Remember 2000? Internet stocks were off the charts overvalued. You could actually find bargains in large cap value stocks. Today nothing is undervalued. The entire stock market is overvalued. Bonds are overvalued. Real estate is overvalued. The entire world is overvalued.

The equity market is now more overvalued than at any point in history outside of the 2000 peak, and on the measures that we find best correlated with actual subsequent total returns, is 115% above reliable historical norms and only 15% below the 2000 extreme.

Based on valuation metrics that are about 90% correlated with actual subsequent returns across history, we estimate that the S&P 500 is likely to experience zero or negative total returns for the next 8-9 years. At this point, the suppressed Treasury bill yields engineered by the Federal Reserve are likely to outperform stocks over that horizon, with no downside risk.

John Hussman and a few other honest fact based analysts who are not captured or beholden to Wall Street are the only rational people left in the world. Everyone else has gone completely mad.

As was true at the 2000 and 2007 extremes, Wall Street is quite measurably out of its mind.
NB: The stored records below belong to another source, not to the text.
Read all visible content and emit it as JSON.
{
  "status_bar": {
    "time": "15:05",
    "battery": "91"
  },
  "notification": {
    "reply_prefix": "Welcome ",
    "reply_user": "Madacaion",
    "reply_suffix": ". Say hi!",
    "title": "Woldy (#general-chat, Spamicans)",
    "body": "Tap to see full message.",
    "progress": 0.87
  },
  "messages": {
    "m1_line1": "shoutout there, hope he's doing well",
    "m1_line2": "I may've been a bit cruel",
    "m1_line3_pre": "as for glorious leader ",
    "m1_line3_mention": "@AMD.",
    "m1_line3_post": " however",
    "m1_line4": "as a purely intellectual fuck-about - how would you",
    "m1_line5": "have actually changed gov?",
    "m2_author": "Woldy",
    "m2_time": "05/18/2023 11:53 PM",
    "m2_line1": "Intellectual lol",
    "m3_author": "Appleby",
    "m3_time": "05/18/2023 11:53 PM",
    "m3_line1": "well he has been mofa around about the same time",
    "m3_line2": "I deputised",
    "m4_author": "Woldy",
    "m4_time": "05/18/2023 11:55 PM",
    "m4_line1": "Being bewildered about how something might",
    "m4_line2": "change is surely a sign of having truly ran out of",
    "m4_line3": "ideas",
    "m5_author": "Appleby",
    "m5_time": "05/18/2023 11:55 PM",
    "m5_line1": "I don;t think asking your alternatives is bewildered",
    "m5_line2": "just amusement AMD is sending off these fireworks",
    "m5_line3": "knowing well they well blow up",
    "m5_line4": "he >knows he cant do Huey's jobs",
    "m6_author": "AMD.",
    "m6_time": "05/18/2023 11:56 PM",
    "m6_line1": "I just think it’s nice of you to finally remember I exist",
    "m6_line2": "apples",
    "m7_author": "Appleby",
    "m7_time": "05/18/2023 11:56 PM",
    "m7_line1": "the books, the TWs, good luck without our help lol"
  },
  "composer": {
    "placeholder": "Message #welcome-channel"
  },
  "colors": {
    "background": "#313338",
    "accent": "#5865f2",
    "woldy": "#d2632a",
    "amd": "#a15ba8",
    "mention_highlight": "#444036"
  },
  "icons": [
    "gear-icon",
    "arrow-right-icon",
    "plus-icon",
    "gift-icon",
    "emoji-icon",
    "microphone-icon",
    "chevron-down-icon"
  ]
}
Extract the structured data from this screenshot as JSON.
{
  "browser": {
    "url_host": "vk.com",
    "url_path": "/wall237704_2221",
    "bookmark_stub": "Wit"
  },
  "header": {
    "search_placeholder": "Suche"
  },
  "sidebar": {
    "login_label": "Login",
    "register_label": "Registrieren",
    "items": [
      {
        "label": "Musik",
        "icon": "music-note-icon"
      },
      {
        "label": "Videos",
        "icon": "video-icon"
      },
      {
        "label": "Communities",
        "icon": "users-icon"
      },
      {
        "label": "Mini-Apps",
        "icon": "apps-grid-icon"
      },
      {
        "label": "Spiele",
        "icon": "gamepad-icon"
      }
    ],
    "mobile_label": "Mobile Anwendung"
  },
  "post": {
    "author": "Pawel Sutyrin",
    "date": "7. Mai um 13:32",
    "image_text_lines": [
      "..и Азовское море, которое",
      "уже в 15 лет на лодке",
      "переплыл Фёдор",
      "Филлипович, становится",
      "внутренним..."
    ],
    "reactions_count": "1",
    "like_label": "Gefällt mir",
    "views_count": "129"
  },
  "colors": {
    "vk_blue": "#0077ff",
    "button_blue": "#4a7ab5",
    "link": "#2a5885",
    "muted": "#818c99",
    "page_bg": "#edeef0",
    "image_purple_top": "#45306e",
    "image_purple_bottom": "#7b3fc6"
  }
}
There’s clear evidence that valuations have little short-term impact provided that risk-aversion is in retreat (which can be read out of market internals and credit spreads, which are now going the wrong way). There’s no evidence, however, that the historical relationship between valuations and longer-term returns has weakened at all. Yet somehow the awful completion of this cycle will be just as surprising as it was the last two times around – not to mention every other time in history that reliable valuation measures were similarly extreme. Honestly, you’ve all gone mad.

The smart money has been exiting. Time is growing short. Those who think this can go on for years are badly mistaken. The global economy is deteriorating rapidly. The American consumer has propped up the world economy for decades. They are exhausted and broke. There is no one to step into the breach. Central bankers have printed trillions and have only delayed the ultimate collapse. Decide now whether you can withstand a 50% decline in your portfolio.

Internal dispersion continued to show subtle signs of growing risk aversion last week, particularly Friday when yields on Treasury debt and other issues perceived as “default free” plunged, while commodity prices also plunged across the board, junk bond yields rose, and the number of individual issues setting new 52-week lows shot higher despite major indices near record highs. This market action and internal dispersion suggests growing perceptions of either a negative shock to global growth or concerns about fresh credit risk (not that those two are separable given the size of global debt burdens). With regard to the U.S., we don’t observe recession warnings yet – the usual sequence features a slowdown in real sales and consumption first, then production, then personal income, and employment (a clear lagging indicator) much later. Still, we’re keeping watch on our recession warning composites, as a recession in Japan, a slowdown in China, and emerging weakness in Europe are all likely to have an impact on U.S. activity.

More broadly, the main thing I encourage is for investors to understand the actual depth of market declines that have been part and parcel of market cycles across history (the risk is not 5-10%, but 30-50% and occasionally more, depending on the level of valuation at the peak). These must be anticipated and accepted as a part of passive investment strategies.